Думается, такое разнообразно обнаруживаемое внимание к зеркалам отнюдь не случайно в «Женитьбе», а осознанно предопределено автором. В полном согласии с общей его концепцией комедии как жанра - служить отражением вероятных зрительски-читательских «рож» разной степени кривизны и несуразности.
Композиция. Обратившись к композиции «Женитьбы», можно вновь убедиться, что в плане осознанного авторского присутствия многое сближает ее с «Ревизором». В обеих комедиях читатель и зритель огорошен неожиданным и, что очень важно, открытым финалом. Не до конца ясна дальнейшая судьба чиновников уездного города, да и самого Хлестакова; столь же туманно разрешение конфуза, возникшего в доме Агафьи Тихоновны и затронувшего как невесту, так и жениха с его приятелем-свахой». Почему же автору столь «любы» подобные финалы?
По нашим выводам, «идеальным читателем» для Гоголя, соответствующим «автору как субъекту сознания»4, являлся А.С. Пушкин5. Причем, как отмечает В.В. Гиппиус, «Пушкин был для Гоголя высочайшим образцом эстетической индивидуальности - воплощением того, к чему сам он порывался»6. А Пушкин в написанной в 18241825 гг. пьесе «Борис Годунов» избирает именно открытый финал (богатейшая по количеству подспудных смыслов и возможных последствий ремарка «Народ безмолвствует»). И это неудивительно. Как пишет исследователь поэтики финала в русской драматургии 1820-1830-х гг.

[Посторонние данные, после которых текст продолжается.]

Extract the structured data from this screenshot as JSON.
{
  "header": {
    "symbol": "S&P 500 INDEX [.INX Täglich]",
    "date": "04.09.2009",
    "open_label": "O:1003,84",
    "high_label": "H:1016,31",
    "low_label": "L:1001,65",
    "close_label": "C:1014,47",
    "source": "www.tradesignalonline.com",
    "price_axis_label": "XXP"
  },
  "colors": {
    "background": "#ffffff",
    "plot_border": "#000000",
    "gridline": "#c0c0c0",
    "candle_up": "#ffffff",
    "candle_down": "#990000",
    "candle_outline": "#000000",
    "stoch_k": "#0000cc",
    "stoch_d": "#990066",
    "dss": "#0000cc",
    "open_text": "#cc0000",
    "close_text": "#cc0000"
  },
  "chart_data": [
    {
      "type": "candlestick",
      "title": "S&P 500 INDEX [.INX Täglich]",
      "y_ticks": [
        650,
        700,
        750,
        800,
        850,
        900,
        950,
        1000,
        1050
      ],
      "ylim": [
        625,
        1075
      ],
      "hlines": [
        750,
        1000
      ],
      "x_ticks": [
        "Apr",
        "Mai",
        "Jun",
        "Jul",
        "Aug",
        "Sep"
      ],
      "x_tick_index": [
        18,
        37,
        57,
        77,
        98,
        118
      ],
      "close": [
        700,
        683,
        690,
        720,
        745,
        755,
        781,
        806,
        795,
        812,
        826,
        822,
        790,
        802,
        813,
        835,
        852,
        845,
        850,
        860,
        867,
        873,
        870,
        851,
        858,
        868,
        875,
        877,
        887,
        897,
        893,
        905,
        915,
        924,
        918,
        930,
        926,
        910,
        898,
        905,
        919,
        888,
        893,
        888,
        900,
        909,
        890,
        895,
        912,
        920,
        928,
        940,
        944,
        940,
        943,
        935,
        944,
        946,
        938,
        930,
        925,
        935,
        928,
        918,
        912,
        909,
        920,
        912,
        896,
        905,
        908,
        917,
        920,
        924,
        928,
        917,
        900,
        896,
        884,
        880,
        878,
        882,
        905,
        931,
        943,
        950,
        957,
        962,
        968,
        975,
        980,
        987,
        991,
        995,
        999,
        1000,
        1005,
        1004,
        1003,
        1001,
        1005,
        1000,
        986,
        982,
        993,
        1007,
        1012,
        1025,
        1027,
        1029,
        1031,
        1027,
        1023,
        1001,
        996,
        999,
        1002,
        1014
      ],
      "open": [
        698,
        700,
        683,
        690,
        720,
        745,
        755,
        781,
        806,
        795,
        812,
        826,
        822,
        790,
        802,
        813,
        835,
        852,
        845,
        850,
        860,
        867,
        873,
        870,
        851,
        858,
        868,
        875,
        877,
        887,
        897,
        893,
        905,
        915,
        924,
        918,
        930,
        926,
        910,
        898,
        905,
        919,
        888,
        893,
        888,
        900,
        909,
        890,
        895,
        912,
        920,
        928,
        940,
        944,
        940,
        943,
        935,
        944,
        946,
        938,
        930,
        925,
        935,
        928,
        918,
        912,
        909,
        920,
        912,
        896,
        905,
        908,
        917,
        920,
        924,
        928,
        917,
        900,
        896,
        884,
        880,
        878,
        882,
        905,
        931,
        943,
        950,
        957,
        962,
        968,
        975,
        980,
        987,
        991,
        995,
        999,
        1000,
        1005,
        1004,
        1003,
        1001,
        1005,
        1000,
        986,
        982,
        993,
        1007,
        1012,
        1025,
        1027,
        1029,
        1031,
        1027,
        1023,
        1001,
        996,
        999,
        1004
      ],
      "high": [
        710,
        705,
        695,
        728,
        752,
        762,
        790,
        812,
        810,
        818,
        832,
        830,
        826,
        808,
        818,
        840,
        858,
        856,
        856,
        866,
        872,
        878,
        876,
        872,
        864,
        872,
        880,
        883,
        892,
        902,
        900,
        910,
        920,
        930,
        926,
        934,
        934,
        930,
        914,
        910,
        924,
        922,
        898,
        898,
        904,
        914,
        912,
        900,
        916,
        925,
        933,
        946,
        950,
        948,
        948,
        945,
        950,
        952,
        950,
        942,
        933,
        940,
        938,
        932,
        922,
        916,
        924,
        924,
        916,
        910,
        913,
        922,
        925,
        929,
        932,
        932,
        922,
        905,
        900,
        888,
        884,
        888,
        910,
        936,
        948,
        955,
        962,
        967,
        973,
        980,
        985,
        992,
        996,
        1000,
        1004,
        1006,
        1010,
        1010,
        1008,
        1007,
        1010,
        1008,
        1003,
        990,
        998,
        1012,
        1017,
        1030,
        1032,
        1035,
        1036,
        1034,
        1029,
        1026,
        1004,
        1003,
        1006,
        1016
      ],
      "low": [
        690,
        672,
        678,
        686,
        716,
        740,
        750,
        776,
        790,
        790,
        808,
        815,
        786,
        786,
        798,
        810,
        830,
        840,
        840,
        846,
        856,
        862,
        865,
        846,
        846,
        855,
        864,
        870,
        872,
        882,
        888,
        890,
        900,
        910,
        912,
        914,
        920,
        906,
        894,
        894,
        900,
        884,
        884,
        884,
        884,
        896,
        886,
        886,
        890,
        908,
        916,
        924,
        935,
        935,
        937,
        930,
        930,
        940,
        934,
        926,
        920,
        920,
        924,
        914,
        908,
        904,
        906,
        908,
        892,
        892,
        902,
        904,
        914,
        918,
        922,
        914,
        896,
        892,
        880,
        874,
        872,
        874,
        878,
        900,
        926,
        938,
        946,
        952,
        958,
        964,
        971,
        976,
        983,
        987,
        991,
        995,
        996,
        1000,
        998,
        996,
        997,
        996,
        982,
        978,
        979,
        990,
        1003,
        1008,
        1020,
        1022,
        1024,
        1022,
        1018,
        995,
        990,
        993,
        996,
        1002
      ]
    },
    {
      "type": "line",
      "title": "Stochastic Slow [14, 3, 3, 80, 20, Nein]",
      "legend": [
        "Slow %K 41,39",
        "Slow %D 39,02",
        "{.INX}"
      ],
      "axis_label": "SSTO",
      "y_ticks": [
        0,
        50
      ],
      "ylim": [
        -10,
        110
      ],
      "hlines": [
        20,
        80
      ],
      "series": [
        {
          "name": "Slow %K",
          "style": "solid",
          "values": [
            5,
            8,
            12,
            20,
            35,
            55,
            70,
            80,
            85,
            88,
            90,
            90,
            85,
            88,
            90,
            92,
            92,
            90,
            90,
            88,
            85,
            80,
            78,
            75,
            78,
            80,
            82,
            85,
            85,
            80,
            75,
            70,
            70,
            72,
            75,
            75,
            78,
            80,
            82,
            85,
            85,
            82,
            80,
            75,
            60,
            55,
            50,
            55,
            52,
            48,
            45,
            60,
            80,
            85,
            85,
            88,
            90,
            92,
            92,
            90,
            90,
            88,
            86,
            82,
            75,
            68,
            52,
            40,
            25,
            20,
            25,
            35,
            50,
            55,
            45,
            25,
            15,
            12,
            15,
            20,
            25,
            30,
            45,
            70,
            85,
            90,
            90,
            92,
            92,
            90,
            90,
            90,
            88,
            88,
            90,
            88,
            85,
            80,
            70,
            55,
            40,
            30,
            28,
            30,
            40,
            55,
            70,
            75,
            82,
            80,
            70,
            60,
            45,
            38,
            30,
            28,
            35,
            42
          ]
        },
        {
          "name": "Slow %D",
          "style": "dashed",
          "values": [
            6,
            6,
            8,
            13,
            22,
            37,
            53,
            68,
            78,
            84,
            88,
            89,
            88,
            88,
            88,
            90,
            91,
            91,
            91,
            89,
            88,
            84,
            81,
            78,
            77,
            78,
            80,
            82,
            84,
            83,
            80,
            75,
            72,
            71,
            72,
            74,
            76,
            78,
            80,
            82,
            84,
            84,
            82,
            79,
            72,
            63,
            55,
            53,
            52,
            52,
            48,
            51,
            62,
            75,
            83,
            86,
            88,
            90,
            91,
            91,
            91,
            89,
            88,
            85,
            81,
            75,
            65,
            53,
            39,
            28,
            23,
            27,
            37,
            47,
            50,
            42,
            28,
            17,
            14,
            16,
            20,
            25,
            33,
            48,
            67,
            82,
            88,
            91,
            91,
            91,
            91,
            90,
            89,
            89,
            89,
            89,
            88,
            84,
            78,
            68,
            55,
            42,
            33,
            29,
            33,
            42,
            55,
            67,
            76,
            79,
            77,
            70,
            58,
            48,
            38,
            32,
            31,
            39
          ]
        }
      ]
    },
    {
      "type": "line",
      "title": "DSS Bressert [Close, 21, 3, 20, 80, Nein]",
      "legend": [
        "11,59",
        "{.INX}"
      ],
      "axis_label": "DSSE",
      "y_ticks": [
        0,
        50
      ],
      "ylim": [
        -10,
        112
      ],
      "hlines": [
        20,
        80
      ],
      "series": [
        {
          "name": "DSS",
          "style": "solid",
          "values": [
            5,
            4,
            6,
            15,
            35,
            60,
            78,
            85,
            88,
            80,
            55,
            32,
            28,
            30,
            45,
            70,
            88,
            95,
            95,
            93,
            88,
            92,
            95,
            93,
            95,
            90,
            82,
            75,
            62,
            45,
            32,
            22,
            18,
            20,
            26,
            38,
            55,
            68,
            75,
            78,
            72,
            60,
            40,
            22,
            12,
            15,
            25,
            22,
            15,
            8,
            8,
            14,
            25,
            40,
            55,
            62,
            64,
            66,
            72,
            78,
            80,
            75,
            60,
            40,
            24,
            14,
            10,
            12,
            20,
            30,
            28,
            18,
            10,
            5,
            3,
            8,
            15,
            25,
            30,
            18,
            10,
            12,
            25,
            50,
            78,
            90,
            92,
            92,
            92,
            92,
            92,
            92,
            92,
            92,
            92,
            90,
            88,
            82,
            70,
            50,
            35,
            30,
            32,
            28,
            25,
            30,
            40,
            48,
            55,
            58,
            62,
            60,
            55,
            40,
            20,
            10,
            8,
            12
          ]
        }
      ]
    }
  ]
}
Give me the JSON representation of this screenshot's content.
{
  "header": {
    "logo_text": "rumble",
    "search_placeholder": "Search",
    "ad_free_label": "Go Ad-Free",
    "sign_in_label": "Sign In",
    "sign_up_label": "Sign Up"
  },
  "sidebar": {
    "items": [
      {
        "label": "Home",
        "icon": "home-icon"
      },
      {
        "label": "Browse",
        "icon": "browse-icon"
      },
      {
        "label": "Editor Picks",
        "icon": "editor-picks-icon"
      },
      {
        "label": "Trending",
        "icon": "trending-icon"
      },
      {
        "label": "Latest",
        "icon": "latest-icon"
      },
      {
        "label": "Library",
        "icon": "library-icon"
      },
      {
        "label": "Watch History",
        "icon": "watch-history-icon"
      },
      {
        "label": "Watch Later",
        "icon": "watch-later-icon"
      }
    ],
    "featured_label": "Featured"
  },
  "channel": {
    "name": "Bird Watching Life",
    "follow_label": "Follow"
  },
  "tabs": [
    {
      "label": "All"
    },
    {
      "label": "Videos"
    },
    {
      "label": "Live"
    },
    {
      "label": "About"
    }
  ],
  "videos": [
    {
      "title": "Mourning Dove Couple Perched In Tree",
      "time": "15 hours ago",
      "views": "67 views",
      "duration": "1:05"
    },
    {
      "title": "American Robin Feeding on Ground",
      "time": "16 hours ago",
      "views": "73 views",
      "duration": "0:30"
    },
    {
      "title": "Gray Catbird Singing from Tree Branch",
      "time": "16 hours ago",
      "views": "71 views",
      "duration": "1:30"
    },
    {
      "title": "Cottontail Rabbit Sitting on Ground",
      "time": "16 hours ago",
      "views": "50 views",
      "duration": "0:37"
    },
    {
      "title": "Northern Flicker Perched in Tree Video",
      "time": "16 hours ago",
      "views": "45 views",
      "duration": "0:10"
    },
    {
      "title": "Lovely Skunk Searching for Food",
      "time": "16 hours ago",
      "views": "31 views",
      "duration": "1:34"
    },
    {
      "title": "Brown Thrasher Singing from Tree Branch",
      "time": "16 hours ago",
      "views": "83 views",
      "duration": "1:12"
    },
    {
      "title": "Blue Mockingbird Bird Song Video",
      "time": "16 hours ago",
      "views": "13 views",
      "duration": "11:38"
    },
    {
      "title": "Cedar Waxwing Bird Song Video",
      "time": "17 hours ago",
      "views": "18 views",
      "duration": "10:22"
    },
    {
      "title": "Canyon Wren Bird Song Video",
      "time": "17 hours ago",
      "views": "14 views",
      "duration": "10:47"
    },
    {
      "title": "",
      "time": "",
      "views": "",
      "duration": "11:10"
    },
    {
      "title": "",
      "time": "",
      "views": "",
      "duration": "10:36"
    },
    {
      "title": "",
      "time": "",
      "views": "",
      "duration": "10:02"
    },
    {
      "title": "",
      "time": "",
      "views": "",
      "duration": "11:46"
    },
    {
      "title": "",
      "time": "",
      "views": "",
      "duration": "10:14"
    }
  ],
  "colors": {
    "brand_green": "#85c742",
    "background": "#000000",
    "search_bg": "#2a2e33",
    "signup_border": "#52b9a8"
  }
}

И.В. Да-нилевич, «открытый финал представляет собой диалог двух “правд”, в то время как закрытый финал - окончательный, монологический итог»7. В новаторской пьесе Пушкина не присутствовало четкого соотнесения противоборствующих сил с
борьбой персонажей (ибо там «вся совокупность конфликтов покрывается своего рода гиперкон-фликтом»8). Поэтому закономерно, что автор избрал более соответствующий природе данного драматического действия финал - нечеткий, неоднозначный. Столь же новаторски, в условиях давления господствовавшей «прямолинейной» драматической традиции, поступает вслед за Пушкиным и Гоголь.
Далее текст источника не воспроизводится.